The summation of all of this is that if you are looking for an apartment on a budget, you need to be ready to sign a lease/make a deposit the day of posting. Any apartment that is considered a "deal" will probably not last a few hours, and definitely won't last a day.
That's an awesome writeup, and matches my personal experiences in NYC exactly.

I looked at 25 different apartments before I found the one I'm in now -- it was the first one I'd been the first person to see, and I told them I'd take it on the spot.

If no one's taken an apartment within a day, it's either overpriced or crappy or both. But managing to be the first person to see an apartment (which usually means before it's technically listed, so you need connections) is not easy.

Is this specifically Manhattan experience? My experiences in Brooklyn were nowhere near this bad (before I eventually got out of the renter's market and bought here).
I suspect so. This has been true for everywhere I've looked - which has been all Manhattan. Even in the more run-down parts of Manhattan (coughChinatowncough) it's still the case.

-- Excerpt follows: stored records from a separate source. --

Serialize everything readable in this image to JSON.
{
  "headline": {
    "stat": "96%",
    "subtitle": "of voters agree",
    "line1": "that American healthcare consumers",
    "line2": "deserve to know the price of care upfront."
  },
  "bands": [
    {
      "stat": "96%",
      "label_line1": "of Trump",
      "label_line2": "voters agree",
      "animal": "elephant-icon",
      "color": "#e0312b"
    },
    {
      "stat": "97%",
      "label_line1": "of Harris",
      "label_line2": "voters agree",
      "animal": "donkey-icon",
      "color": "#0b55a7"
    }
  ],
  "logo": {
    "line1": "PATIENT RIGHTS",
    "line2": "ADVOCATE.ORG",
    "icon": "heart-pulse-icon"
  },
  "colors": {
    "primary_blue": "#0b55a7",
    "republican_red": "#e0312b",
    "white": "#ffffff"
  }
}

My impression from coworkers is that it's the same in the "hot" parts of Brooklyn. Park Slope, W'burg, DUMBO, etc. Things may not be so bad further out though.

Perhaps it goes without saying, but each of these points can vary. For example, some landlords/building management companies have a 50x rule. Some brokers only want one month's rent. Anything is possible, however unlikely.
Thinking back to apartment hunting in NYC a few months ago makes me want to vomit. I am never going to do it again, I'd rather leave. I had a lucky break that did not involve using any of these services nor a broker.